Cependant, ces coûts réduits permettent aux DSI de faire progresser leur entreprise sur un point encore plus crucial : l'innovation.

La créativité et l'innovation qui règnent dans des entreprises telles que Google, Yahoo! et Amazon ont conduit des managers comme vous à examiner comment une approche similaire pourrait accélérer l'innovation dans leur propre entreprise.

Grâce à l'utilisation systématique de solutions open source, les pionniers du web ont pu profiter de coûts d'infrastructure bien plus bas, dégageant ainsi des ressources considérables qui leur ont permis de créer de la valeur ajoutée pour leurs clients.

Les DSI perspicaces comprennent qu'en ayant recours aux logiciels open source, ils peuvent débloquer des ressources pour créer de la valeur ajoutée. Ils considèrent les logiciels libres comme une opportunité de croissance et y en tirent parti pour:

  • Réaliser des économies significatives, en utilisant des logiciels open source partout où cela est possible

  • Accélérer l'innovation, grâce aux budgets dégagés pour créer de la valeur ajoutée, se différenciant ainsi par les prestations proposées, au-delà de l'infrastructure

  • Rendre leur organisation plus flexible et plus agile, grâce à une infrastructure plus simple à utiliser, à maintenir et à faire évoluer

Au départ, beaucoup (trop) de managers ont tendance à négliger les technologies « disruptive », comme le téléphone il y a un siècle, ou plus récemment la photo numérique, le PC ou les logiciels open source, ne décelant pas leur potentiel. Mais au final, pendant que certaines entreprises s'appuient sur ces technologies pour générer une nouvelle croissance, celles qui n'en font rien perdent leur compétitivité dans le meilleur des cas. Les exemples ci-dessous parlent d'eux-mêmes :

“On ne voit pas pour quelle raison qui que ce soit voudrait avoir un ordinateur à la maison.”

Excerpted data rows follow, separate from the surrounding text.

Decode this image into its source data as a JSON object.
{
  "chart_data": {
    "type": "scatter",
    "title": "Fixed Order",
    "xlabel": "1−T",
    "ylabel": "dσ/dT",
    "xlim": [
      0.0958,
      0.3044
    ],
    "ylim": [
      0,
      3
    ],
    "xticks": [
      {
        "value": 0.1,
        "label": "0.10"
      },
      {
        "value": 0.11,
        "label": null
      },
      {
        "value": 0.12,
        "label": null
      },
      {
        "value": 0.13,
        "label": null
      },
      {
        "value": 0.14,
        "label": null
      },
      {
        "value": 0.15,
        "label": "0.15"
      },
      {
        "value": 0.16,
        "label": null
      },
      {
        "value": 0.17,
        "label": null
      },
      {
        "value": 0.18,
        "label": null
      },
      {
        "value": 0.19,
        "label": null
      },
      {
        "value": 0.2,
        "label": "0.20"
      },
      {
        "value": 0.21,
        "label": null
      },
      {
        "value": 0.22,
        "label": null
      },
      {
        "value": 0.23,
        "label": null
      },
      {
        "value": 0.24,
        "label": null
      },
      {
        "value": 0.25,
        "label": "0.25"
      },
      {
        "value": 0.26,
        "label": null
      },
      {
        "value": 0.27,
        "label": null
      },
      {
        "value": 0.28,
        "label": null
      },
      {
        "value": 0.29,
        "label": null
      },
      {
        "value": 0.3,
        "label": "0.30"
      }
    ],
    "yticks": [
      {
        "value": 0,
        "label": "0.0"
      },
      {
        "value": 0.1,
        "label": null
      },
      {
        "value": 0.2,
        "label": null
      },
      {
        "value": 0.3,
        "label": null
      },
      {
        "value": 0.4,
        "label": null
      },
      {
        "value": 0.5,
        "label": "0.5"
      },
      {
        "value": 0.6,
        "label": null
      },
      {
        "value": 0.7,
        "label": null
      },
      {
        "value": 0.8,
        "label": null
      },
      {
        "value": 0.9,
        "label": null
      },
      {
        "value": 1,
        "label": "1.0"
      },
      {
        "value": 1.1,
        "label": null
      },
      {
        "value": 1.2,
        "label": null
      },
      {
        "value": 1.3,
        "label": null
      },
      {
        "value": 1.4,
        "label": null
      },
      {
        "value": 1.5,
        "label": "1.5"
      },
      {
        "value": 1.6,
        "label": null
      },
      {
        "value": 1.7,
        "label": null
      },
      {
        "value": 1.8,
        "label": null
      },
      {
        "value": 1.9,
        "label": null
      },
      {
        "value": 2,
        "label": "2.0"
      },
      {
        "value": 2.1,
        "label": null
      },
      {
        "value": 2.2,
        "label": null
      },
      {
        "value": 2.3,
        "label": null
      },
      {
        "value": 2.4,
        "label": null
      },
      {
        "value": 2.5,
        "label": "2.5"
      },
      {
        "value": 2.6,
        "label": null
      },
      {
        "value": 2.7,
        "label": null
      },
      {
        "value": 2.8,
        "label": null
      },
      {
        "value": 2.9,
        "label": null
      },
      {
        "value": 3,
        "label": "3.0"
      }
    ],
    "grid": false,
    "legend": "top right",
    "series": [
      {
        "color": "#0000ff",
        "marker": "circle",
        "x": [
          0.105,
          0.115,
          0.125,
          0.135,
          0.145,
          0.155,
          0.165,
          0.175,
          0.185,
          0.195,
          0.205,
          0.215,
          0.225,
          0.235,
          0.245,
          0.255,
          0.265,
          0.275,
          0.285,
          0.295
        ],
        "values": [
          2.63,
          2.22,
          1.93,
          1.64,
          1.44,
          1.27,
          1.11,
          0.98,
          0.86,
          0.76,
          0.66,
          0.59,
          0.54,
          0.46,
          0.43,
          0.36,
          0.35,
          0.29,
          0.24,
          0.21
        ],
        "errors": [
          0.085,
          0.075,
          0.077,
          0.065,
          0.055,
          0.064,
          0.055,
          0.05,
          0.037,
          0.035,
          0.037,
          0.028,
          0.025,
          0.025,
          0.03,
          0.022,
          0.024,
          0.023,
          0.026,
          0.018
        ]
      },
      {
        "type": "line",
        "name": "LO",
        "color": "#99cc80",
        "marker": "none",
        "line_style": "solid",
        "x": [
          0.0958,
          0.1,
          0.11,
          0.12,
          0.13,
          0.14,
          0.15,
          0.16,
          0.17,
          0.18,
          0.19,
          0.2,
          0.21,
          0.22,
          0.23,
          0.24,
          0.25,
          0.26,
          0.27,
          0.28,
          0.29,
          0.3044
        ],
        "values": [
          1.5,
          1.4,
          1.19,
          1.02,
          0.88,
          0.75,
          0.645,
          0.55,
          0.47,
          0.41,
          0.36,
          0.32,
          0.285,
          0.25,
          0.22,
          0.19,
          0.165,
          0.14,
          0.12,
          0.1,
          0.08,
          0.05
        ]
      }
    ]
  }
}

—Ken Olson, président et fondateur de Digital Equipment Corp., 1977

“Ce 'téléphone' comporte trop de lacunes pour que nous le considérions sérieusement comme un moyen de communication. Cet équipement n'a intrinsèquement aucune valeur pour nous.”

—Note interne de Western Union, 1876.

La disruption fait rage dans l'industrie du logiciel. Selon IDC, les serveurs Linux représentent déjà 12,7% du marché total des serveurs. Quant à MySQL, sa part de marché parmi les développeurs a bondi à 40%, ce qui traduit un gain de 25% sur deux ans selon Evans Data Corporation.